Der letzte Trend in der Kieferorthopädie ist Invisalign –unsichtbare, durchsichtige Schiene zur Zahnkorrektur. Dabei gibt es keine Brackets, Keine Drahtbögen, keine Auszuschließend. Der Patient bekommt 10 bis 20 Schienen die er alle zwei Wochen austauscht. Sie werden dauernd getragen außer wenn man isst und trinkt. Die Korrektur dauert von 9 bis 15 Monaten was doppelt schneller ist als mit festsitzender Apparatur, sagen im Imed. Die Therapiemöglichkeit dieser Systems ist sehr begrenzt und wird nur im bestimmten, einfachen Fällen indiziert, sagen Fachleute der Imed Polklinik.

Kieferorthopädische Therapie bei Erwachsenen

Eine Kieferorthopädische Therapie kann im jedem Alter zum Erfolg führen. Die Erfahrung der Fachleute im Imed besagt, dass Erwachsene die Therapie, die ihnen einem schöneren Lächeln verhilft sehr zu schätzen wissen. Eine Kieferorthopädische Behandlung im erwachsenen Alter kann das Selbstvertrauen aufbauen und das Aussehen verbessern. Genauso wichtig ist jedoch auch die Verbesserung der Zahnfleischgesundheit und des Zahnes.

Vorteile der erwachsenen Therapie:

Retentionsphase

Nach dem aktiven Teil der Therapie in der die festsitzende Apparatur getragen wird, folgt die Retentionsphase.
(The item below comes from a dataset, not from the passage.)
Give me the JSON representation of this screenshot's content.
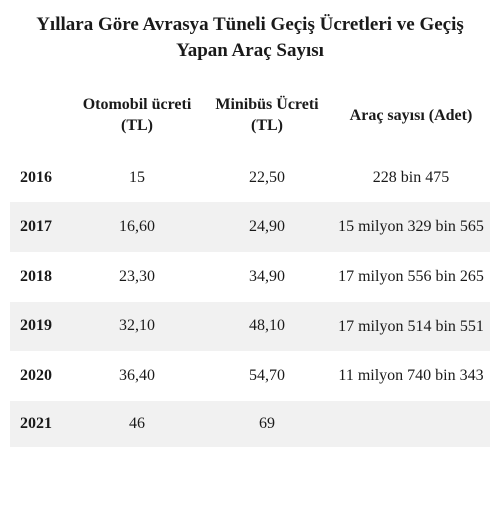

Retentionsgeräte sind herausnehmbare Apparaturen, die nach dem Entfernen der festsitzenden Apparatur getragen werden. Sie dienen zum Erhalt der Zähnen in der richtigen Position, während sich der Kieferknochen, das Zahnfleisch, die Lippen und Wangen an die neue Situation gewöhnen. Die Retentionsgeräte müssen genau nach den Anweisungen getragen werden, da die Zähne wieder in die Ausgangsposition zurückkehren könnten. Die Dauer der Retentionsphase ist von jedem Fall und Patient abhängig und unterschiedlich .

Wir können feststellen, dass es heute sehr schön und herausfordernd ist ein Zahnarzt zu sein, da wir unseren Patienten jederzeit zur Verfügung stehen und in der Lage sind die kompliziertesten Fälle zu sanieren und alle Wünsche unserer Patienten zu erfüllen.

Oft gestellte fragen

1/ Bekommt man durch das Tragen von festsitzenden Kieferorhopädischen Apparaturen Flecken an den Zähnen oder Karies?

Nein. Eine Festsitzende Apparatur wird an die Zähnen mit Spezial Kleber befestigt, der ein erfolgreiches aufsetzen und entfernen von Brackets ermöglicht, ohne dass Veränderungen an den Zähnen entstehen. Veränderungen an den Zähnen (Demineralisation und Karies) können nur dann entstehen, wenn keine ausreichende Oralhygiene durchgeführt wird, genauso wie sie ohne Apparatur entstehen können. Es ist wichtig eine gute Oralhygiene aber auch Hygiene von der festsitzender Apparatur durchzuführen.

2/ Kann ich entscheiden was für eine Apparatur ich tragen kann- festsitzend oder herausnehmbar?

Nein. Aufgrund der klinischen Untersuchung und entsprechender diagnostischer Untersuchungen, wird von den Kieferorthopäden die Diagnose gestellt und eine entsprechende Therapie durchgeführt. Abhängig von der Indikation wird der beste individuelle Therapieplan für jeden Patient erstellt.